同日の午後、リューの診察の始めは若い男性で、ジャーナリストと名乗り、すでに午前中から来ていた。彼の名前はレイモン・ランベール。小柄で、肩はがっしりとした肩、しっかりしとした顔立ち、澄んで聡明な瞳のランベールは、スポーティな服を着て、生活に余裕があるように見えた。彼は端的に切り出した。パリのとある大手新聞社のためにアラブ人の生活環境を調査しており、彼らの衛生状態についての情報が欲しいというのであった。リューは、その方面の状態は良くないと言った。しかし、それ以上の話に踏み込む前に、そのジャーナリストは真実を伝えることができるのかどうかを知りたく思うと言ったのであった。
__ Certes, dit l’autre.
もちろん、と相手は言うのであった。
__ Je veux dire: pouvez-vous porter condamnation totale?
私があなたに言わんとすることは、あなたが全くの確信をもって臨むことができるのですか、ということなのです。
__ Totale, non, il faut bien le dire. Mais je suppose que cette condamnation serait sans fondement.

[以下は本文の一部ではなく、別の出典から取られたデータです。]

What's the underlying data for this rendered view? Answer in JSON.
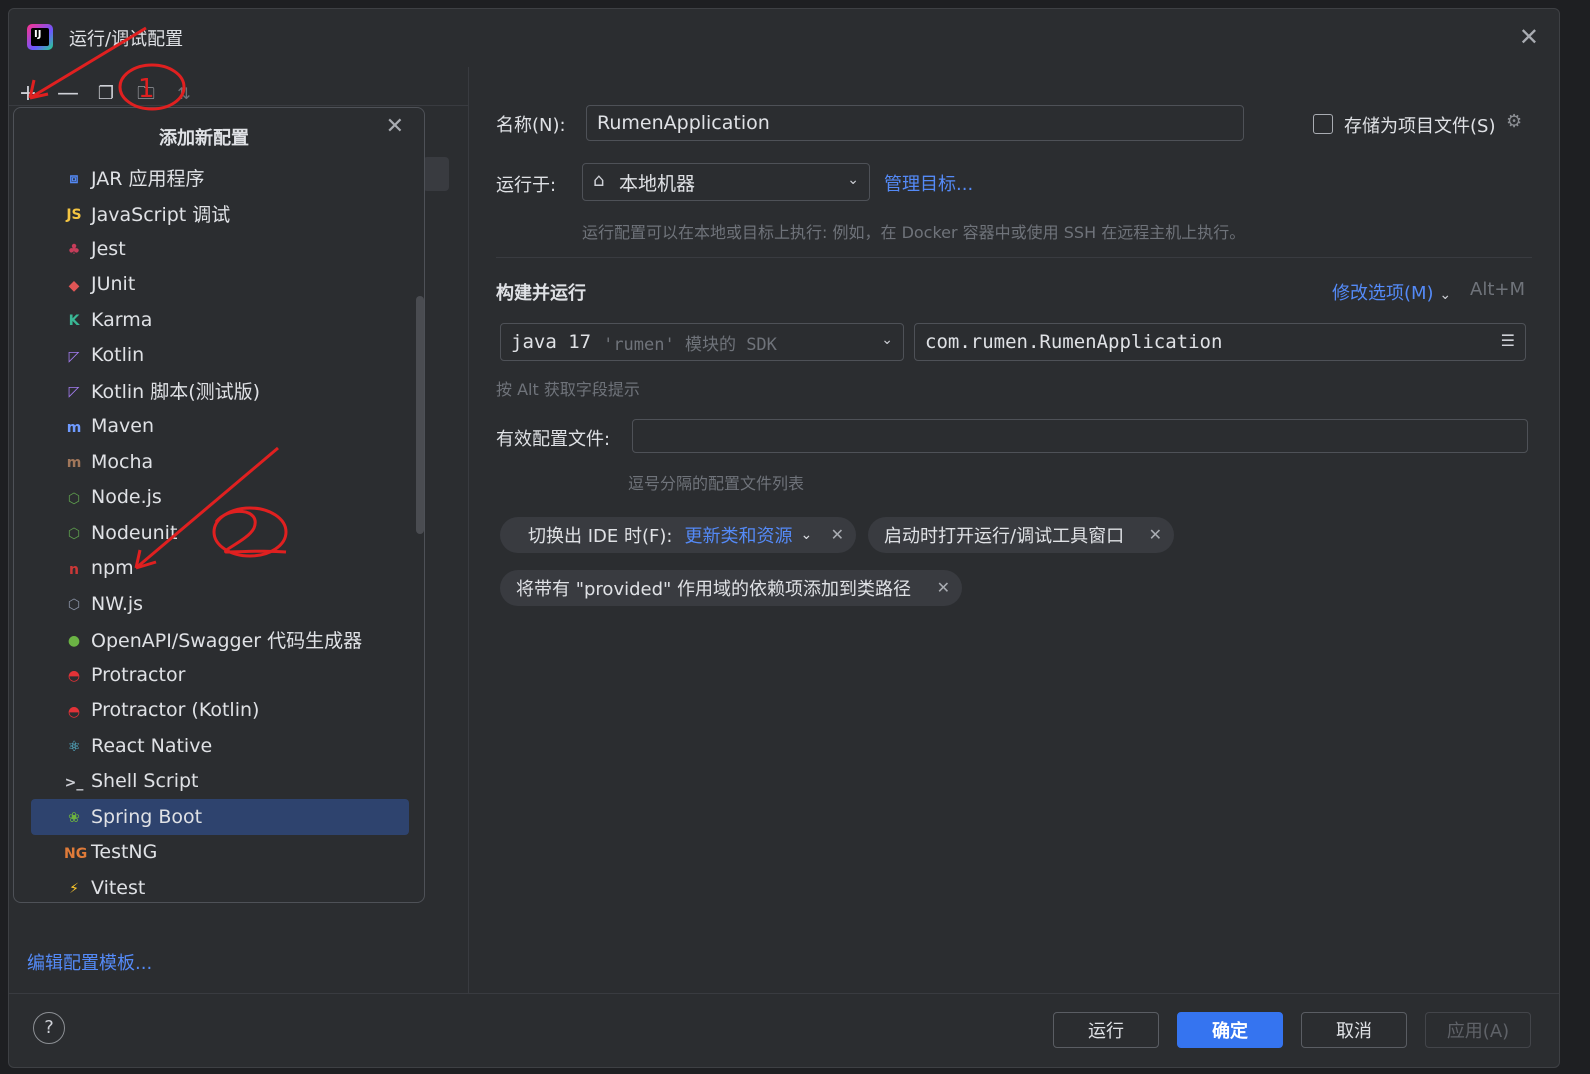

全く、ではないのですが、伝えなければならないのです。しかし、その確信には根拠がないように思います。
Doucement, Rieux dit qu’en effet une pareille condamnation serait sans fondement, mais qu’en posant cette question, il cherchait seulement à savoir si le témoignage de Rambert pouvait ou non être sans reserves.
リューはゆっくりと、そのような確信は根拠のないことだろうと言ったのだが、この質問をすることで、ランベールの証言がしがらみのあるものなのかどうかを確かめたかっただけなのだ、と言った。

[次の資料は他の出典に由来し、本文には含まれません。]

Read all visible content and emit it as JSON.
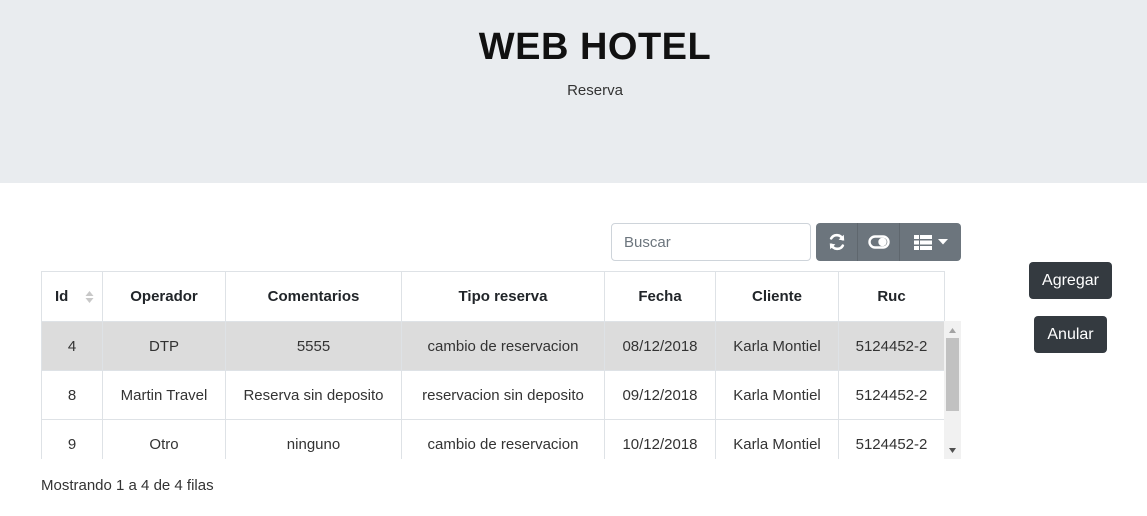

__ Je n’admets que les témoignages sans réserves. Je ne soutiendrai donc pas le vôtre de mes renseignements.
私はしがらみのない証言だけを認めるのです。ですから、私があなたに提供する私の証言を私は支持することはないでしょう。
__ C’ est le langage de Saint-Just, dit le journaliste en souriants.

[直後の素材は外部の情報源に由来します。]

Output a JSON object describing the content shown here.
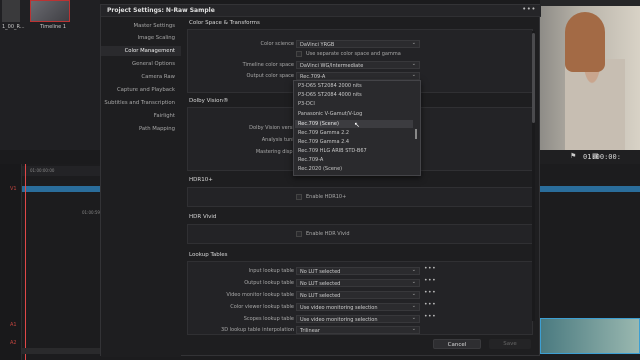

これはまさにサン‐ジュストの言葉ですね、とジャーナリストは笑みを浮かべながら言うのであった。
Rieux dit sans élever le ton qu’il n’en savait rien, mais que c’était le langage d’un homme lassé du monde où il vivait, ayant poutant le goût de ses semblables et décidé à refuser,pour sa part, l’injusitice et les cocessions. Rambert, le cou dans les épaules, regardait le docteur.
リューは声の調子を上げることなく、自分はそのことは何も知らないが、自分の住む世界に飽き飽きしながらも、同胞たちには心を砕くが自分自身のために不正や強制を拒もうとした男の言葉だったのだと言うのであった。ランベールは首をすくめて、医者を見た。
__ Je crois que je vous comprends, dit-il enfin en se levant.
彼は最後に、立ち上がりながら、あなたのお考えがわかるような気がします、と言うのであった。
Le docteur l′accompagnait vers la porte:
医者は彼に付き添ってドアに向かった。
__ Je vous remercie de prendre les choses ainsi.
あなたがそんな風に受け止めてくださって、私もうれしく思います。
Rambert parut impatienté:
ランベールは気が急いているようだった。
__ Oui, dit-il, je comprends, pardonnez-moi ce derangement.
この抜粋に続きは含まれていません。